Geant4 is a free software package composed of tools which can be used to accurately simulate the passage of particles through matter. All aspects of the simulation process have been included in the toolkit:
the geometry of the system,
the materials involved,
the fundamental particles of interest,
the generation of primary events,
the tracking of particles through materials and electromagnetic fields,
the physics processes governing particle interactions,
the response of sensitive detector components,
the generation of event data,
the storage of events and tracks,
the visualization of the detector and particle trajectories, and
the capture and analysis of simulation data at different levels of detail and refinement.
Users may construct stand-alone applications or applications built upon another object-oriented framework. In either case the toolkit will support them from the initial problem definition to the production of results and graphics for publication. To this end, the toolkit includes:
user interfaces,
built-in steering routines, and
command interpreters
which operate at every level of the simulation.
At the heart of Geant4 is an abundant set of physics models to handle the interactions of particles with matter across a very wide energy range. Data and expertise have been drawn from many sources around the world and in this respect, Geant4 acts as a repository which incorporates a large part of all that is known about particle interactions.
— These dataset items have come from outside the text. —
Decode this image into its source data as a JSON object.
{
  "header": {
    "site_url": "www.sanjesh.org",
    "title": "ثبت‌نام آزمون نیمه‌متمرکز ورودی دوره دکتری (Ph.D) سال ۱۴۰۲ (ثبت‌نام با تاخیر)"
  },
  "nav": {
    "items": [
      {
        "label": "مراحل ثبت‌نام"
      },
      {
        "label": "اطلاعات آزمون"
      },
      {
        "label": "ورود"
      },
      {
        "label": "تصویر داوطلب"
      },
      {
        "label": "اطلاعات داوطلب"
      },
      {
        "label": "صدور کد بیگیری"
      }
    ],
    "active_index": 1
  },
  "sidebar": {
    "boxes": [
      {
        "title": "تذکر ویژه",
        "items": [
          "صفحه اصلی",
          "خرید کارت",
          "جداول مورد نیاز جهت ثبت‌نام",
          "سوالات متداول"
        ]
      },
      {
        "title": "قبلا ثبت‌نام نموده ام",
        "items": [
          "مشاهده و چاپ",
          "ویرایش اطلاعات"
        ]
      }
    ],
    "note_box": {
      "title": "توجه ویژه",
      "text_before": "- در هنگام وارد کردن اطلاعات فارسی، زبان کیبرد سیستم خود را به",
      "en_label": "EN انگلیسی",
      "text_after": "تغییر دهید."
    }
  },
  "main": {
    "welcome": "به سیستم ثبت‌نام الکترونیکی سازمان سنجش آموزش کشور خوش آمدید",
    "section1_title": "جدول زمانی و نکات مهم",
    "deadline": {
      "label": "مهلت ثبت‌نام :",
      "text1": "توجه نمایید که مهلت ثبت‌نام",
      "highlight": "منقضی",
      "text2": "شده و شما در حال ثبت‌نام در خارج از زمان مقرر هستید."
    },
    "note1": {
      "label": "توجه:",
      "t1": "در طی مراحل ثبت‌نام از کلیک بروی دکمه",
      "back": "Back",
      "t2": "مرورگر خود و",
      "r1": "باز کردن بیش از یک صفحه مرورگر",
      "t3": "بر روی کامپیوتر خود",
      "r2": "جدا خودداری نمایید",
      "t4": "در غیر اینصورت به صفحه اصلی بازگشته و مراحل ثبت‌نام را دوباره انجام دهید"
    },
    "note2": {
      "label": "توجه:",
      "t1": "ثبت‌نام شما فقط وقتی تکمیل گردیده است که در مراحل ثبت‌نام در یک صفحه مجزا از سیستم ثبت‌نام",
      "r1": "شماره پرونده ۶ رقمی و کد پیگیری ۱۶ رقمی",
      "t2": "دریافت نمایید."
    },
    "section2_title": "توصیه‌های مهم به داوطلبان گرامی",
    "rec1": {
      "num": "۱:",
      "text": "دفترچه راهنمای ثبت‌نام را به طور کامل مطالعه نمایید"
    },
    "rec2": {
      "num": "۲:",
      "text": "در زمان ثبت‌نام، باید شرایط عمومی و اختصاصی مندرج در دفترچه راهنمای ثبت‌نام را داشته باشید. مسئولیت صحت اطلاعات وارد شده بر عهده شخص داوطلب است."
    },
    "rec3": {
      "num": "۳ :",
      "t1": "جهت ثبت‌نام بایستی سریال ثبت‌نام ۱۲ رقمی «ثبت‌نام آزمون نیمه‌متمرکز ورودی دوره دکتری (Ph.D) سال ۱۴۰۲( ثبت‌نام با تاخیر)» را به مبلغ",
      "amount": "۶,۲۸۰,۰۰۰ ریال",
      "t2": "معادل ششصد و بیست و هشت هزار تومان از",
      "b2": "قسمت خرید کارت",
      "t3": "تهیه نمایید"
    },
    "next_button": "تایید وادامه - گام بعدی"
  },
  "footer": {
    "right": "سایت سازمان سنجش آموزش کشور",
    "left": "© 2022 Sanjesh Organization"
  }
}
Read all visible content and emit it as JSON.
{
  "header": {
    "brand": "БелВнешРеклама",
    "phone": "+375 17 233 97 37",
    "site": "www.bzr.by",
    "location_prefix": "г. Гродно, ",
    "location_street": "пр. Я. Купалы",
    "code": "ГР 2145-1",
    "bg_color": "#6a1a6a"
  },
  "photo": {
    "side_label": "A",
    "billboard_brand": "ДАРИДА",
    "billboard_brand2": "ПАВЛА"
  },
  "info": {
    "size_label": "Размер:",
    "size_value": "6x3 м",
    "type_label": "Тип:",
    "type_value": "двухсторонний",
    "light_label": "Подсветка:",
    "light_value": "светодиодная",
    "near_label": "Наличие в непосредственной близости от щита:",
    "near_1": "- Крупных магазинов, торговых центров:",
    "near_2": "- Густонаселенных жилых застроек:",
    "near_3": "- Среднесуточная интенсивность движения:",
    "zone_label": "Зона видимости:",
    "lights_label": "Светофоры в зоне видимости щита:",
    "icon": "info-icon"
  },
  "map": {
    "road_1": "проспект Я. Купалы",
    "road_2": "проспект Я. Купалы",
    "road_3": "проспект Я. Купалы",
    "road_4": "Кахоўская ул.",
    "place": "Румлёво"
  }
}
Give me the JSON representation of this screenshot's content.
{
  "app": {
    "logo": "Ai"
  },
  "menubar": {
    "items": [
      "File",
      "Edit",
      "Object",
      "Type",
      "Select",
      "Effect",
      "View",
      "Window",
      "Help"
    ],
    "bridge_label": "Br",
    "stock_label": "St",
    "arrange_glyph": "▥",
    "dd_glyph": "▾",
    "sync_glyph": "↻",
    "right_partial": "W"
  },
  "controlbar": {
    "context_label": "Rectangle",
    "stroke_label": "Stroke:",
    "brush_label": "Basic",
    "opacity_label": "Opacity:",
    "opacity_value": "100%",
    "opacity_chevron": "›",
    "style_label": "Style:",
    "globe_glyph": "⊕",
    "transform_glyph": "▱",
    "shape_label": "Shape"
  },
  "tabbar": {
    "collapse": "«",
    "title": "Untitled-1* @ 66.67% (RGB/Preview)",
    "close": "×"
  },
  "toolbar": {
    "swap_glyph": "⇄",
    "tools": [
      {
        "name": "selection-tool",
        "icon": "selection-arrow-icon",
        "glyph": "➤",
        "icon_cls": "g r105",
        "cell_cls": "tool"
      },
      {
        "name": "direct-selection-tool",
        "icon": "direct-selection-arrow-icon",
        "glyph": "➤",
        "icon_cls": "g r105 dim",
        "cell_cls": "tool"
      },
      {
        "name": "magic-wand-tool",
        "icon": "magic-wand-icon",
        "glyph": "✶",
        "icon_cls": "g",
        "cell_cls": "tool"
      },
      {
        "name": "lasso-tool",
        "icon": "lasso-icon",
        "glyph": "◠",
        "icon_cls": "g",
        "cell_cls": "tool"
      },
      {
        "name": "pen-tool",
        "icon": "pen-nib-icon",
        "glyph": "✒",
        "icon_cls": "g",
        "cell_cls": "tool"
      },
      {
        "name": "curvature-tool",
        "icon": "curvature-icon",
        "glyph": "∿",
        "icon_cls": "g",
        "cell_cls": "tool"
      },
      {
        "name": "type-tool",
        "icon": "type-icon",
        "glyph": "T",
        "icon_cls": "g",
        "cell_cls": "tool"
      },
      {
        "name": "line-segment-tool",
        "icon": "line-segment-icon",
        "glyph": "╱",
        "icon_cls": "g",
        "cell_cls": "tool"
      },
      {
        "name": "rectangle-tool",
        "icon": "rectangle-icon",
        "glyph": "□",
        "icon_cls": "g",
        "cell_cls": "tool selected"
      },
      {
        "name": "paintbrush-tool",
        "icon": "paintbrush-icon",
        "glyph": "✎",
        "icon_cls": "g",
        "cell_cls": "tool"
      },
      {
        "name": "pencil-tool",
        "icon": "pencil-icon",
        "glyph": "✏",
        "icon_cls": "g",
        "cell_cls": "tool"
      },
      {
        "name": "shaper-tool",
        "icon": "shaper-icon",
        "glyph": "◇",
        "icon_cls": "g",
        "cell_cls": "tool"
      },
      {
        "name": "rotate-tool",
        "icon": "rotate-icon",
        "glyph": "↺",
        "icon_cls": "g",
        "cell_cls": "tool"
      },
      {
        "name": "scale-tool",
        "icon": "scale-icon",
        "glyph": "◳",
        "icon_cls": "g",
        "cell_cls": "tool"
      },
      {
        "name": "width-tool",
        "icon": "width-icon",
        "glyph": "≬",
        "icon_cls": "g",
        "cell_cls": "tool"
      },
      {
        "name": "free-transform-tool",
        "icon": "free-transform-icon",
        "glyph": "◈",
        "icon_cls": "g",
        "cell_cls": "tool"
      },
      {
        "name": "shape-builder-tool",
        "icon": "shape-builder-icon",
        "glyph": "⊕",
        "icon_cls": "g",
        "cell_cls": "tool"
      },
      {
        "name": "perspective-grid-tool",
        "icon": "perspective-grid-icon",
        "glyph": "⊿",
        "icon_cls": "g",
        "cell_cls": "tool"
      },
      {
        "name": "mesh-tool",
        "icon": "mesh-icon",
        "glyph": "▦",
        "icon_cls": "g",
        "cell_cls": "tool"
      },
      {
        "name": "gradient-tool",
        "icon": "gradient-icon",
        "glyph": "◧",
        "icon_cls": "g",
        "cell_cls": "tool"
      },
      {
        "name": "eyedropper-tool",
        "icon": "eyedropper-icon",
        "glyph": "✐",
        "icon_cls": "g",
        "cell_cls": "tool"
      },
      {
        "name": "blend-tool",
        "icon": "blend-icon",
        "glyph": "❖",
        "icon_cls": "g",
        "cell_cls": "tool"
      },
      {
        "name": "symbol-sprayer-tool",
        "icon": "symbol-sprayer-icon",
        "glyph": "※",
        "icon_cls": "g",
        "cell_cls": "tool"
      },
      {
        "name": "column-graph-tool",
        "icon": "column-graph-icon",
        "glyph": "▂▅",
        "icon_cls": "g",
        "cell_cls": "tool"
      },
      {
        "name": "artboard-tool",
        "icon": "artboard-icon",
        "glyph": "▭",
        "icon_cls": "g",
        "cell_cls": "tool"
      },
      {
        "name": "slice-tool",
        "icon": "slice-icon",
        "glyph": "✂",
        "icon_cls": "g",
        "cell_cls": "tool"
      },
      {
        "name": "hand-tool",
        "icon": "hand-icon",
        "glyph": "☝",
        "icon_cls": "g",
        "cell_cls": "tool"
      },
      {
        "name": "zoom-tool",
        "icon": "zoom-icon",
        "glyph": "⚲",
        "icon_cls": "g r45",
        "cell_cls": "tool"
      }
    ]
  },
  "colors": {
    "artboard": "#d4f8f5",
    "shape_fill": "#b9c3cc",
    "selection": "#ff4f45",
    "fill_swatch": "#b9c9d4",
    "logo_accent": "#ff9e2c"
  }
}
Geant4 is written in C++ and exploits advanced software-engineering techniques and object-oriented technology to achieve transparency. For example, the way in which cross sections are input or computed is separated from the way in which they are used or accessed. The user can overload both of these features. Similarly, the computation of the final state can be divided into alternative or complementary models, according to the energy range, the particle type, and the material. To build a specific application the user-physicist chooses from among these options and implements code in user action classes supplied by the toolkit. A serious problem with previous simulation codes was the difficulty of adding new or variant physics models; development was difficult due to the increased size, complexity and interdependency of the procedure-based code. In contrast, object-oriented methods help manage complexity and limit dependencies by defining a uniform interface and common organizational principles for all physics models. Within this framework the functionality of models can be more easily recognized and understood, and the creation and addition of new models is a well-defined procedure that entails little or no modification to the existing code.